Key Points:

  • The SAIC’s New Regulations related to FIP formation and operation aim to clarify several areas of uncertainty

As discussed in our December 2009 China Alert, “China Releases Rules Allowing Foreign-Invested Partnerships,” the State Council promulgated the Administrative Measures on the Establishment of Partnership Enterprises by Foreign Enterprises or Individuals (FIP Measures) in December 2009. The FIP Measures provide the legal framework for the formation of a foreign-invested partnership enterprise (FIP).  

However, we also noted that many uncertainties with respect to the formation and operation of an FIP need to be clarified. In January and February 2010 the State Administration for Industry and Commerce (SAIC) released the Provisions on Administration of Foreign-invested Partnership Registration and a notice on the relevant issues with respect to the implementation of the FIP Measures (collectively, the New Regulations) to detail the new rules.  

The FIP Measures state only that an FIP should comply with foreign investment policies. According to the New Regulations, establishment of an FIP that falls within the scope of “prohibited,” “cooperation only,” “joint investment and cooperation only,” “shares must be held by the Chinese party,” “certain number of shares must be held by the Chinese party” or “proportion of foreign investment restricted” as provided under the Catalogue on Guiding Foreign-Invested Industries is prohibited.  

The permissible forms of capital contribution are unclear under the FIP Measures, which state only that contributed currency shall be freely convertible currency or RMB obtained lawfully. The New Regulations make it clear that in addition to cash the investments may be made in kind through intellectual property rights, land use rights or other assets. The value of such investments is determined by an agreement among all partners or based on an assets appraisal by a qualified assets-appraisal firm. In addition, the New Regulations allow general partners to contribute labor to the partnership.  
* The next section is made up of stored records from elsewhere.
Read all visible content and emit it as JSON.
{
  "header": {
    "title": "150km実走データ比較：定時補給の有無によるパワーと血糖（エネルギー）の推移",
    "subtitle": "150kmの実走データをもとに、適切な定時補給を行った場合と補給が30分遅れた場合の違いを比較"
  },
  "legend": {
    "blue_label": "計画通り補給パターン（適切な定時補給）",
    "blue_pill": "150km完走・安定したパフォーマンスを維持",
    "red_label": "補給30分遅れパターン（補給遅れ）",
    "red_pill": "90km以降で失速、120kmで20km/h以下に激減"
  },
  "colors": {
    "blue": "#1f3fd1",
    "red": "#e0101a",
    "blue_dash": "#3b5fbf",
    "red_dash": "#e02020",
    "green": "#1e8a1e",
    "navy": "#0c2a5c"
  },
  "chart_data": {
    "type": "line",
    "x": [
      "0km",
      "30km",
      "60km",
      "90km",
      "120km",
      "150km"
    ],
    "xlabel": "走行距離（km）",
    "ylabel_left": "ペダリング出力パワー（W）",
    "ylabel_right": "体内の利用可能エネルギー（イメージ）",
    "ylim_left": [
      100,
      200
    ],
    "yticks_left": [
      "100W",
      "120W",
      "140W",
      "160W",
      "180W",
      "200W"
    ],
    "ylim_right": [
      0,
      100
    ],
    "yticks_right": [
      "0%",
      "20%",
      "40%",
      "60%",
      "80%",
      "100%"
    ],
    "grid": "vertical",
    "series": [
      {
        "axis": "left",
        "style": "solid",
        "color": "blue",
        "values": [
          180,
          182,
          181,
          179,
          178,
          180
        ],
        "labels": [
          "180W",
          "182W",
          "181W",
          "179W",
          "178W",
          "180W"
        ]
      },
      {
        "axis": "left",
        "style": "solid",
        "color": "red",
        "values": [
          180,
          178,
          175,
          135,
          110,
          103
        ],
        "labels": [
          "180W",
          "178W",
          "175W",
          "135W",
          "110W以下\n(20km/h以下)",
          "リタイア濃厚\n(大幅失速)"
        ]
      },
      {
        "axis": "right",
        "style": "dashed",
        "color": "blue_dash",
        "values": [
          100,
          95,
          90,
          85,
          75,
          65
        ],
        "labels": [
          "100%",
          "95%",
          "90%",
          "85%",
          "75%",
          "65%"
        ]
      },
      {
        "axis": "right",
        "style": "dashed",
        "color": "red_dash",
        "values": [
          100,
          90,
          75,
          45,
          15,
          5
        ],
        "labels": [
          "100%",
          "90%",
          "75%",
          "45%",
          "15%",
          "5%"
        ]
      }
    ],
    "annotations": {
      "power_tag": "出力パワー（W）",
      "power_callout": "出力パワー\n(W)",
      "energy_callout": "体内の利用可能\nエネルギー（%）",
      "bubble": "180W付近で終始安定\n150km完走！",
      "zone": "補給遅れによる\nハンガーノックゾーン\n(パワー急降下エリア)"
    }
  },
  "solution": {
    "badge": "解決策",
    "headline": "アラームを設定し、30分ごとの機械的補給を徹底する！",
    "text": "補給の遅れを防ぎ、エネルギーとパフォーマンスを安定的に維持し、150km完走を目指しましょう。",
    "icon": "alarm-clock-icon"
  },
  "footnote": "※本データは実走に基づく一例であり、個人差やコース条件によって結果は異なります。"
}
According to the New Regulations, there are several scenarios in which the SAIC should consult the relevant authorities concerned before it approves the formation of the FIP: 1) entry into the industry in question falls under other authorities’ supervision or 2) entry is restricted in the Catalogue on Guiding Foreign-Invested Industries. In addition, if an FIP intends to invest in fixed-asset projects, an approval from a relevant development and reform commission will be needed. Except for these circumstances, the New Regulations provide that the SAIC should approve or reject registration applications within 20 days after such applications are accepted.  

In summary, the New Regulations have clarified some uncertainties in the FIP Measures. With the implementation of the FIP Measures together with the New Regulations, it is expected that the authorities may formulate more detailed rules to cope with various problems in implementation of the laws and regulations regarding FIPs.